How Small Record Stores Use Data Without Losing Their Soul


There’s a weird tension in running an independent record store in 2026. On one hand, you’ve got to know your customers, trust your gut, and stock records that streaming services ignore. On the other hand, you’ve also got rent to pay, and carrying $40,000 worth of inventory that doesn’t turn over is a fast track to closing down.

I’ve been doing this for over 20 years at Spank Records, and I’ll tell you straight: the stores that survive aren’t just the ones with good taste. They’re the ones who’ve figured out how to be smart about what they stock without turning into soulless data machines.

The Old Way Was Expensive

For years, I ordered based on feel. A rep would pitch me something, I’d listen to 30 seconds, and I’d either grab five copies or pass. Sometimes I’d nail it. Sometimes I’d be stuck with a box of records that sat there for three years until some crate digger finally took pity on me.

The problem with pure intuition is that it’s expensive. You over-order on things that seem like sure bets, and you miss restocks on quiet sellers that actually move consistently. I remember ordering 20 copies of a hyped Melbourne punk band’s debut in 2019. Sold three. Still got the rest in the back room.

Meanwhile, I’d run out of a Khruangbin reissue in a week and wouldn’t reorder fast enough because I was busy dealing with the punk records that weren’t moving.

What Actually Works

The stores I know that are doing well aren’t using some big enterprise system. They’re just paying attention to patterns in a slightly more organized way.

Most of us use point-of-sale systems now. Nothing fancy, just something that tracks what sells and when. The key isn’t the technology. It’s remembering to actually look at the reports every week instead of once a quarter when you’re panicking about cash flow.

Here’s what I watch:

Turn rate by genre. Not total sales, but how fast things move. I sell more indie rock than jazz by volume, but my jazz section turns over faster relative to its size. That tells me I’m under-stocking jazz and over-stocking indie rock.

Seasonal patterns. Record Store Day skews everything, but outside of that, there are patterns. Electronic and ambient stuff moves better in winter. Garage rock and punk in summer when people are drinking more and having parties.

Restock timing. If something sells out in two days, I’m ordering too few. If it takes six months, I’m ordering too many or I shouldn’t be stocking it at all.

This isn’t rocket science, but it’s also not something you can just feel your way through when you’re dealing with thousands of titles.

Getting Help Without Selling Out

A mate who runs a store in Fitzroy worked with team400.ai last year to set up a simple system that flags restocking decisions based on sales velocity.
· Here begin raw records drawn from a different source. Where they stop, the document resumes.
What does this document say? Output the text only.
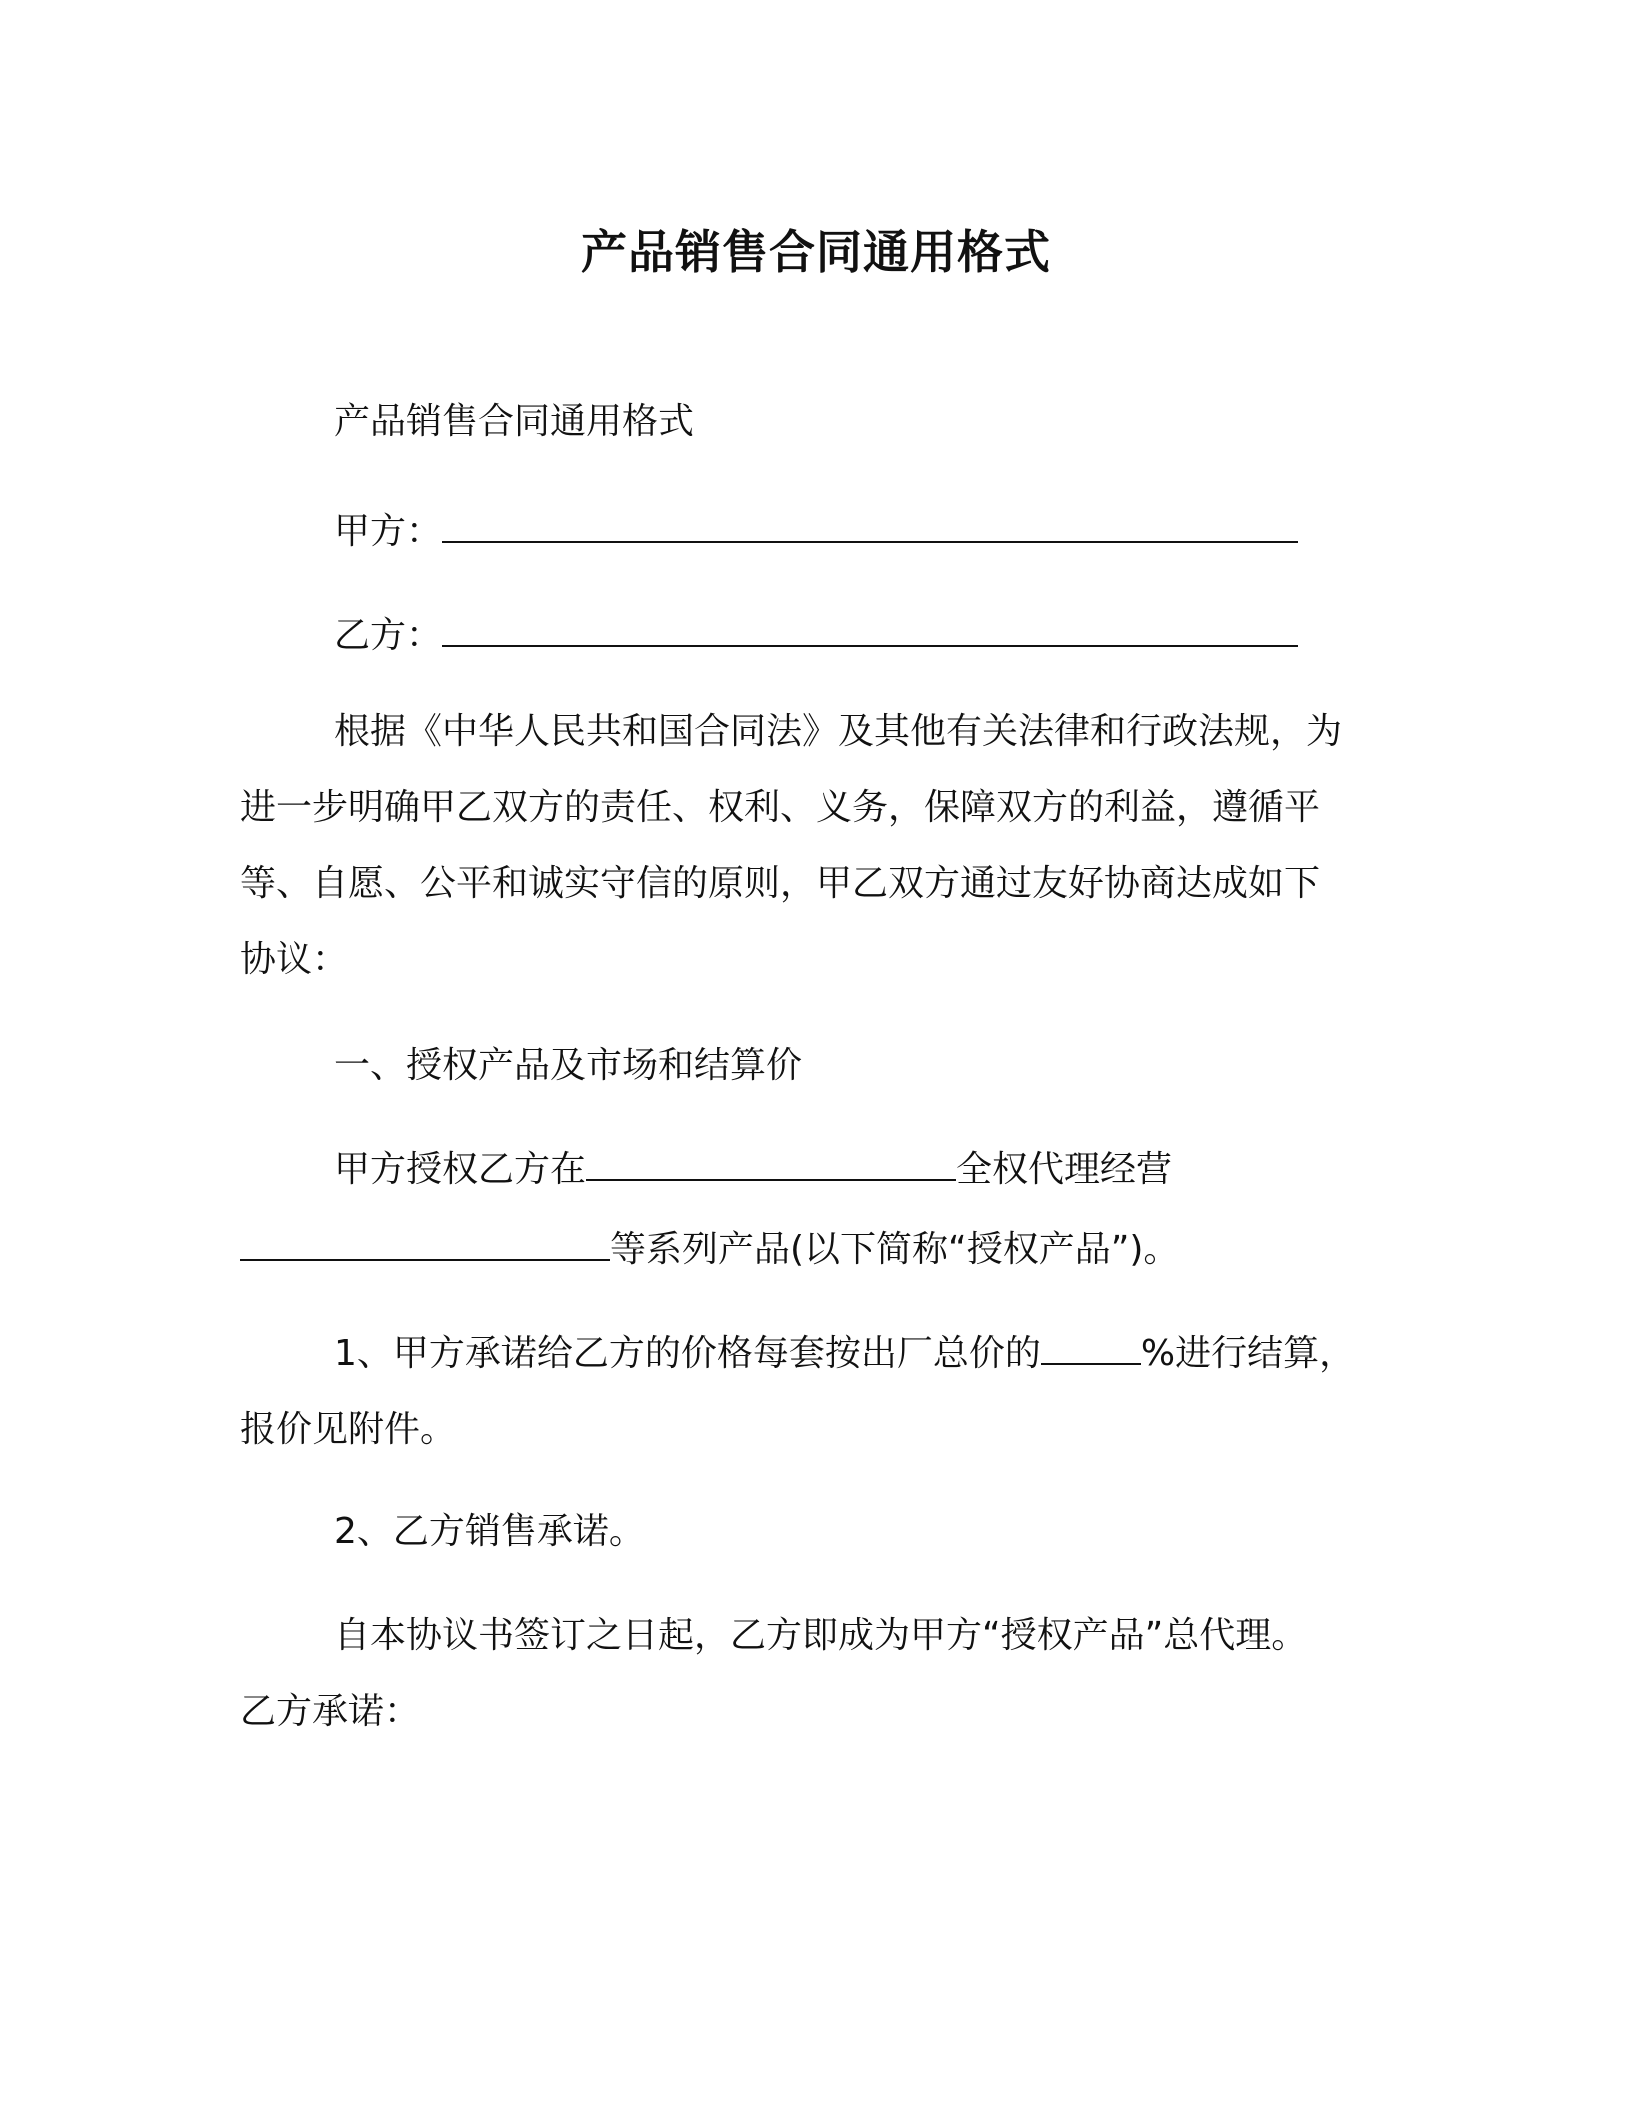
产品销售合同通用格式
产品销售合同通用格式
甲方：
乙方：
根据《中华人民共和国合同法》及其他有关法律和行政法规，为
进一步明确甲乙双方的责任、权利、义务，保障双方的利益，遵循平
等、自愿、公平和诚实守信的原则，甲乙双方通过友好协商达成如下
协议：
一、授权产品及市场和结算价
甲方授权乙方在	全权代理经营
等系列产品(以下简称“授权产品”)。
1、甲方承诺给乙方的价格每套按出厂总价的	%进行结算，
报价见附件。
2、乙方销售承诺。
自本协议书签订之日起，乙方即成为甲方“授权产品”总代理。
乙方承诺：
Not a recommendation engine, not an algorithm telling him what to stock. Just a thing that says “hey, you sold through that Courtney Barnett record faster than usual, might want to grab more.”

The difference is intent. He’s not trying to optimize for maximum revenue per square meter like he’s running a JB Hi-Fi. He’s just trying to not run out of things people actually want while avoiding dead stock.

The stores that get this wrong are the ones that let data make creative decisions. I’ve seen shops use sales data to completely eliminate slower genres. Sure, you’re more “efficient,” but you’re also now just another boring store stocking the same 200 titles as everyone else.

The Human Part Still Matters

Here’s what data can’t tell you: whether that weird Indonesian psych reissue is going to connect with your customers. Whether the new Hobart label is worth taking a punt on. Whether you should stock that experimental noise cassette that’ll sell exactly one copy to the same guy who buys all your noise tapes.

Those decisions are still taste-based, and they’re what make an independent record store worth visiting instead of just buying everything online.

I still order plenty of stuff that makes zero sense from a data perspective. Last month I grabbed a box of Australian field recording albums from the 1970s. Sold two copies in three weeks. Will probably take me a year to move the rest. Don’t care. They’re fascinating and someone should stock them.

But I’m also not ordering 20 copies of hyped records anymore without checking whether I actually sold through the last hyped thing I bought. And I’m reordering the quiet sellers faster, which means I’m not losing sales because I ran out of something boring but reliable.

What This Actually Looks Like

On a practical level, I spend maybe 30 minutes a week looking at sales reports. I’ve got a simple spreadsheet where I track turn rates by section. When I’m doing an order, I check what’s low, what sold fast, and what’s been sitting.

That’s it. Not machine learning, not AI recommendations, not dynamic pricing based on demand curves. Just slightly more organized decision-making that saves me from expensive mistakes.

The result is that I carry less inventory overall, I restock the right things faster, and I waste less money on records that don’t move. Which means I can keep the lights on while still stocking weird, wonderful stuff that’ll never show up in anyone’s algorithm.

If you’re running a store and you’re still ordering purely on gut feel, you’re probably leaving money on the table. But if you’re letting data tell you what to stock, you’re probably running a boring store.

The trick is using information to support your taste, not replace it.


Mick “Digger” Brennan has run Spank Records in Melbourne since 2004. He still thinks CDs were a mistake.